Elvis Andrus, at 34 years old, is in his 15th Major League season. After an abysmal start this year, thoughts about him hanging his cleats up may begin to circle. Andrus is slashing .201/.280/.254, while tacking on one homerun and 13 RBI. According to Baseball Savant, Andrus has produced his lowest expected batting average, SLG, OBP, and wOBA of his career. Along with that, his K% sits at 17.2, another career low. A very disappointing season so far for Andrus. If it weren’t for injuries, Andrus very well may have been DFA’d already. With that being said, he still offers some positive attributes that don’t show up in the stat sheet.

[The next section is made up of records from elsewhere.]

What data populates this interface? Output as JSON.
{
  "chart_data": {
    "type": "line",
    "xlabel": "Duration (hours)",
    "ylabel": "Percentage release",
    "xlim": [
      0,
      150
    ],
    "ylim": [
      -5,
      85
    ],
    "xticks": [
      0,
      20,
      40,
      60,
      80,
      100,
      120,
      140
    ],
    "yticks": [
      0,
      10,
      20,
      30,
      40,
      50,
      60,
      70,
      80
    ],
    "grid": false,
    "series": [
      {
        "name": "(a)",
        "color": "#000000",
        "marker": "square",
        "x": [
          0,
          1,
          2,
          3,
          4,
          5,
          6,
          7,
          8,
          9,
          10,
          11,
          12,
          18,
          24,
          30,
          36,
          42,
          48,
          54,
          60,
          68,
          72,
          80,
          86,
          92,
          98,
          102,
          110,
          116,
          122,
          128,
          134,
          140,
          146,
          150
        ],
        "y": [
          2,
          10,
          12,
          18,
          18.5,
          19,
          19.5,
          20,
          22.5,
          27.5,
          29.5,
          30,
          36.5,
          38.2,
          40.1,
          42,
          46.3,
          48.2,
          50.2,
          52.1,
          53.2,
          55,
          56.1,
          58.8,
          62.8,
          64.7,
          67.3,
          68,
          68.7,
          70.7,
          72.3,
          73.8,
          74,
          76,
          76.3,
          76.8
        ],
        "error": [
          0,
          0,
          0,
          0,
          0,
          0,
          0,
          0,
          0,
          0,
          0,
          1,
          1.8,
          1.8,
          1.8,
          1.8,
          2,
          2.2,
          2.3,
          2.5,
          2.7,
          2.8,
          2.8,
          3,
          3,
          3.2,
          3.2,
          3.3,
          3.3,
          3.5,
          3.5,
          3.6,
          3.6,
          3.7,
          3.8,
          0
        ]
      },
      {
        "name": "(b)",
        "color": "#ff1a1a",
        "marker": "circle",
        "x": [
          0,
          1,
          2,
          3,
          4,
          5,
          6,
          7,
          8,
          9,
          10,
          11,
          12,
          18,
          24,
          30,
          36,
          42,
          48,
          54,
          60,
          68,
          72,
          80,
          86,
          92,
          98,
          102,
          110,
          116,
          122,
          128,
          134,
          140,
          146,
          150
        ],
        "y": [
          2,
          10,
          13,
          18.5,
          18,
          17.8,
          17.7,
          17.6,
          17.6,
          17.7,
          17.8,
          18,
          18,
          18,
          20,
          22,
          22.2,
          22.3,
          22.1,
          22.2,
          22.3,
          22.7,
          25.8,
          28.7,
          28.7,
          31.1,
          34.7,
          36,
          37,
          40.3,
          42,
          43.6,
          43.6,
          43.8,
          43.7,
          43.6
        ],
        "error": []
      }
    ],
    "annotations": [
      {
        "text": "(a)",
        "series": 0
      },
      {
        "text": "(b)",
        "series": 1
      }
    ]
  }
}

Elvis Andrus’s Last Hurrah
Andrus is one of the older players on the Chicago White Sox, providing a leadership role on a fairly young ball club. He has a value that doesn’t appear on the stat sheet. Advice on getting out of a 14-28 hole will help cover up for his mishaps this season. Andrus and Yasmani Grandal are the only starting position players who are at least 30 years old. Especially for a team that has been forced to play several young guys, Andrus’ leadership and experience have been very important this year.
Many young players don’t have a schedule or routine, and not having one could lead to underwhelming play. A player like Andrus can help the young guys on the White Sox get into a routine or a pattern. This can help relieve stress and anxiety before games, which should improve the quality of play for young players. Andrus also shares his baseball knowledge with young players on the White Sox, helping them get a step ahead in avoiding mistakes to become better baseball players quicker.
The injury bug has yet again struck the White Sox. Eloy Jimenez, Billy Hamilton, Tim Anderson, Jake Burger, Liam Hendriks, Matt Foster, Garrett Crochet, Yoan Moncada, and Joe Kelly have all missed time this season. Andrus has been one of the few constants, ensuring himself playing time. However, even Andrus himself recently went on the 10-day IL for an oblique strain. It’s still early, but if the White Sox can’t get healthy and round into form by the All-Star break, it may be too late.
Long Road Ahead
The Southsiders must produce a comeback season to avoid another year of wasted talent. 4th place in an average division is not going to be acceptable for first-year manager Pedro Grifol. Tony La Russa may have been a problem, but he was just a small part to blame. Grifol needs to begin walking his talk, or else he may end up just like La Russa.
Elvis Andrus expected to win with the White Sox, and another disappointing season might be the last straw. A resurgence must be ignited now, with the possibility of major off-season changes looming. Even if the White Sox make some type of a comeback, fans may very well see a White Sox team next year that doesn’t include Elvis Andrus.